Open-Access: This article is an open-access article which was selected by an in-house editor and fully peer-reviewed by external reviewers. It is distributed in accordance with the Creative Commons Attribution Non Commercial (CC BY-NC 4.0) license, which permits others to distribute, remix, adapt, build upon this work non-commercially, and license their derivative works on different terms, provided the original work is properly cited and the use is non-commercial. See: http://creativecommons.org/licenses/by-nc/4.0/
Correspondence to: Anna Paola Mitterhofer, MD, PhD, FEBTM, Associate Professor, Department of Clinical Medicine, Nephrology and Dialysis B, Sapienza University of Rome, Viale dell’Università 37, 00185 Rome, Italy. annapaola.mitter@uniroma1.it
Telephone: +39-6-49972089 Fax: +39-6-49972089
Received: May 29, 2015
Peer-review started: June 2, 2015
First decision: September 11, 2015
Revised: October 10, 2015
Accepted: November 24, 2015
Article in press: November 24, 2015
Published online: January 28, 2016
Processing time: 236 Days and 16.6 Hours
Abstract

Polyomavirus BK (BKV) infects up to 90% of the general population. After primary infection, occurring early during childhood, a state of non-replicative infection is established in the reno-urinary tract, without complications for immunocompetent hosts. In immunocompromised individuals, particularly transplanted patients, asymptomatic BKV viremia and/or viruria can be observed. Renal grafts may also be sources of infection as BKV prefers kidneys rather than other solid organs for transplantation such as the liver. The mechanism behind the higher incidence of BKV infection in kidney transplant patients, compared to liver or heart transplantation, is unclear and the prevalence of BKV infection in non-renal solid organ transplants has not been yet thoroughly investigated. We evaluated the prevalence of Polyomavirus BK infection among liver transplant recipients. A PubMed search was conducted using the terms BKV infection AND liver transplant recipients; BKV AND non-renal solid organ transplant*; BKV infection AND immunosuppression; the search was limited to title/abstract and English-language articles published from 2000, to March 2015. Eleven relevant studies suggest that the prevalence of BKV viruria and/or viremia among liver transplant recipients is less than that reported in kidney or heart transplant recipients, except when chronic kidney disease (CKD) is present at the same time. Data also suggest that viruric and viremic patients have higher levels of serum creatinine than BKV negative patients. Moreover, no specific immunosuppressive drugs are associated with the onset of BKV nephropathy. The comorbidity of transplantation and CKD could play a major role in promoting BKV replication.

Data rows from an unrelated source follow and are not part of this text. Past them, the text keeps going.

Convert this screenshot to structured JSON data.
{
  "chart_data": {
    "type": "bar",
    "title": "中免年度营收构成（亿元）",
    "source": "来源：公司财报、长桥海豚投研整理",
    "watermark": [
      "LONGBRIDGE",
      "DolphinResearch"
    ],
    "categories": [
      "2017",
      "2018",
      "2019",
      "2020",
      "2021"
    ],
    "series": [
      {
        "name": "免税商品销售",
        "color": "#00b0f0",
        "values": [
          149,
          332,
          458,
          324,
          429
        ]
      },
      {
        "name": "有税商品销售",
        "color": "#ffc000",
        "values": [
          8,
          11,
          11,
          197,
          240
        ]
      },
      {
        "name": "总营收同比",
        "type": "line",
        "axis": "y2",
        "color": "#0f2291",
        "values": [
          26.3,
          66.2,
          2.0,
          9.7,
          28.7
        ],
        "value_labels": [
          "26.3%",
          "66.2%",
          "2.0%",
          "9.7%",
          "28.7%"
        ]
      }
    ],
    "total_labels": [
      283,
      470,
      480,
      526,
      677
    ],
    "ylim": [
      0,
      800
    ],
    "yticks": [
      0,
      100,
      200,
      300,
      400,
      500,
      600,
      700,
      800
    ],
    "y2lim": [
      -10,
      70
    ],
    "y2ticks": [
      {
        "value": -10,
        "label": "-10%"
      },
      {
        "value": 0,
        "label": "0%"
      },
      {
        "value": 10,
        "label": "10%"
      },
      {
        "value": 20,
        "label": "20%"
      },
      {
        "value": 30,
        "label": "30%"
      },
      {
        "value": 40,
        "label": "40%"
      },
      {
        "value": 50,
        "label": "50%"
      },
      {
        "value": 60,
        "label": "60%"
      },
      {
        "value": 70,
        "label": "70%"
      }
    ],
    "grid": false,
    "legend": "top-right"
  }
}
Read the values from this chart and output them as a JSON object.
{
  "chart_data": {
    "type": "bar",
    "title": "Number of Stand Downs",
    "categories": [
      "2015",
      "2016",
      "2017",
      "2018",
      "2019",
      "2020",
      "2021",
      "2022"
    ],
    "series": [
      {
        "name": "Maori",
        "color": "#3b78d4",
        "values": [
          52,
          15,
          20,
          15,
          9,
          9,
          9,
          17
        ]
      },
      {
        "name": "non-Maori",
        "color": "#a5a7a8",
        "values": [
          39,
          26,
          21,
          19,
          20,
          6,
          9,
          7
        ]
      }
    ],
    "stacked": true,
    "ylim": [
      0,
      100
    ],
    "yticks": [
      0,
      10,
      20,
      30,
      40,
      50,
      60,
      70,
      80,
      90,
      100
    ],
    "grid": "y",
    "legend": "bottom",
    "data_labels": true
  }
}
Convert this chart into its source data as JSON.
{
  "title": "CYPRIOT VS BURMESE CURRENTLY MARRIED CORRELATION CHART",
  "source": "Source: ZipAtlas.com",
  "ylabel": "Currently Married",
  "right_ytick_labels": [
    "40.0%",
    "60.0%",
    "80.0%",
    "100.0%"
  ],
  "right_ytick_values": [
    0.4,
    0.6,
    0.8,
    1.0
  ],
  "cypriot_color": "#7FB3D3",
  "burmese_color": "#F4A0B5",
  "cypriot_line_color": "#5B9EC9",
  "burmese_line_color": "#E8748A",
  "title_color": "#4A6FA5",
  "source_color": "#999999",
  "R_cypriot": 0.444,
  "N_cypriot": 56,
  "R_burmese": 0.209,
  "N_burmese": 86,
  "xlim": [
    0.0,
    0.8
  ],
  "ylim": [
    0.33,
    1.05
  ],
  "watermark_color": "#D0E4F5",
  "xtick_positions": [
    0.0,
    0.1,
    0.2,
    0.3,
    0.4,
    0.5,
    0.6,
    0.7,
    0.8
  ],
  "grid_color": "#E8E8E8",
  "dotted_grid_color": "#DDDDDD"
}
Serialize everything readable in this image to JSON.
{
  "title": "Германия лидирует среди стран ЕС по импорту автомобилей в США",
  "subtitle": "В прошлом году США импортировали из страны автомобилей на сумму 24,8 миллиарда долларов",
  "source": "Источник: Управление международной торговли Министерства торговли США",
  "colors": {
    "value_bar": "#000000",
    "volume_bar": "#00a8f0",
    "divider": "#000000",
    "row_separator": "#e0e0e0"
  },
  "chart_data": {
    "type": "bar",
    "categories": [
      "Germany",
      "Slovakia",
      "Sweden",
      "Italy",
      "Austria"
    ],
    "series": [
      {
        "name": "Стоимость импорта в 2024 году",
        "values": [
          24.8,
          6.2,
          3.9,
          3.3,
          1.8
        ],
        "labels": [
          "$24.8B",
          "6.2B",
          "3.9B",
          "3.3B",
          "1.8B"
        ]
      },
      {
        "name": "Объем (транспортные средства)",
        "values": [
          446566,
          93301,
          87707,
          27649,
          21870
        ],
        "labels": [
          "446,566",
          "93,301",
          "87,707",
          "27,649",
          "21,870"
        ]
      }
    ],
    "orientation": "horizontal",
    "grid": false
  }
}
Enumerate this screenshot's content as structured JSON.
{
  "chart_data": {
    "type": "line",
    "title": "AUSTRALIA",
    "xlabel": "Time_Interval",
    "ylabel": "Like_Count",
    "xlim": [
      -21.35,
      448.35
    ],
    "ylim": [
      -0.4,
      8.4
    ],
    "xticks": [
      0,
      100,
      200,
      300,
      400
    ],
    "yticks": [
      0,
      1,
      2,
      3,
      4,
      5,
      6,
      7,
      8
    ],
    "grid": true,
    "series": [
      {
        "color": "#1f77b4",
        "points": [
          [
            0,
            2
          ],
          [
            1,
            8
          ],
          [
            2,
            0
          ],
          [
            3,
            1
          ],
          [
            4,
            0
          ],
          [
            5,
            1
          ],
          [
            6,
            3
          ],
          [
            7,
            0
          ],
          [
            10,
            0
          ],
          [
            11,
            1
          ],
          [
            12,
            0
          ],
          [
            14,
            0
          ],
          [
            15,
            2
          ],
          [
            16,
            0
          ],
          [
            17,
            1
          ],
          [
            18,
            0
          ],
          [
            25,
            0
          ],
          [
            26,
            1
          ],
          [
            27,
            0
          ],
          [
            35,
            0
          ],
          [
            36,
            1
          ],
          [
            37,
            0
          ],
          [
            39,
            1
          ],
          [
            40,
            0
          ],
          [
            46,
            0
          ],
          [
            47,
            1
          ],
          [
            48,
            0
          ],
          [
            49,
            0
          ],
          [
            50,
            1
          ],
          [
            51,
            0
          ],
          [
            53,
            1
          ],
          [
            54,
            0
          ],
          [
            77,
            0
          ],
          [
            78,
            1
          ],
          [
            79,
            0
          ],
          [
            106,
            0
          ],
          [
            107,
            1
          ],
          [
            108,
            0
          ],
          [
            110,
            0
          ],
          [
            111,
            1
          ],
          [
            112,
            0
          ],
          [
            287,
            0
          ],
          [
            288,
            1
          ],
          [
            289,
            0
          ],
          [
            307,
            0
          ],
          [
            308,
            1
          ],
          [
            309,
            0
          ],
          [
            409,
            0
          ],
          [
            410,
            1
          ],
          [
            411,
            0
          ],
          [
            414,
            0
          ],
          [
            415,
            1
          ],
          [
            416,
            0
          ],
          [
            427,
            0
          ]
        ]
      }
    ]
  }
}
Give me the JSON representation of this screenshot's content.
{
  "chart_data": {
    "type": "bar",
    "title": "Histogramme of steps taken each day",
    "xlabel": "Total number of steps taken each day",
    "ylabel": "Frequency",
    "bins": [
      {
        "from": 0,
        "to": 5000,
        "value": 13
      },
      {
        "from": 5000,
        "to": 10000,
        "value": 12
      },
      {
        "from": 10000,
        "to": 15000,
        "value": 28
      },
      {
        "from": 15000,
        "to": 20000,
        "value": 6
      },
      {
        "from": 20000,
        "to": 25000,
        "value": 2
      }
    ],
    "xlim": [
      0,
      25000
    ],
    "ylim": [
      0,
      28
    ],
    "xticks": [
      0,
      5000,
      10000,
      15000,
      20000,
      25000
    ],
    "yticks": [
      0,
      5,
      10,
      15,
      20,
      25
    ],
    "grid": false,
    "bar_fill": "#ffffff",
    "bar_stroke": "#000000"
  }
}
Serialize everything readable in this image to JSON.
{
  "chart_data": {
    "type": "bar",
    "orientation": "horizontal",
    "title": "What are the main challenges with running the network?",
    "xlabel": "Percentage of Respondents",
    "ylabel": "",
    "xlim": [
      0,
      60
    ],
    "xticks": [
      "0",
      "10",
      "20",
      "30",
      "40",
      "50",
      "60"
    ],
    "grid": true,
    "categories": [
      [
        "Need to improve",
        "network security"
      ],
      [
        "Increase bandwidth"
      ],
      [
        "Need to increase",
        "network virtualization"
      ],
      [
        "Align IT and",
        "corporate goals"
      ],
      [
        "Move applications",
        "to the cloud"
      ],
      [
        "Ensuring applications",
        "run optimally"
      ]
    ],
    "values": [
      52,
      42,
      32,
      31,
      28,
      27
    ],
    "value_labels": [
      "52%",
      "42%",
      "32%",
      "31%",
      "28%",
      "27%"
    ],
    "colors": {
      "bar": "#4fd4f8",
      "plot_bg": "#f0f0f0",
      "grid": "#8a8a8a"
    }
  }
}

Keywords: BK virus; Polyomavirus BK infection; Liver transplantation; Liver transplant recipients

Core tip: The prevalence of polyomavirus BK (BKV) infection among non-renal solid organ transplant recipients has been insufficiently investigated. Our review suggests that BKV viruria and/or viremia in liver transplantation is less prevalent than what has been reported in kidney or heart transplants, except when renal dysfunction is present. In general, viruric and viremic liver transplant patients have higher levels of serum creatinine. Therefore, renal dysfunction in liver transplantation may be an additional factor causing immunologic dysfunction that could make patients more susceptible to BKV infection.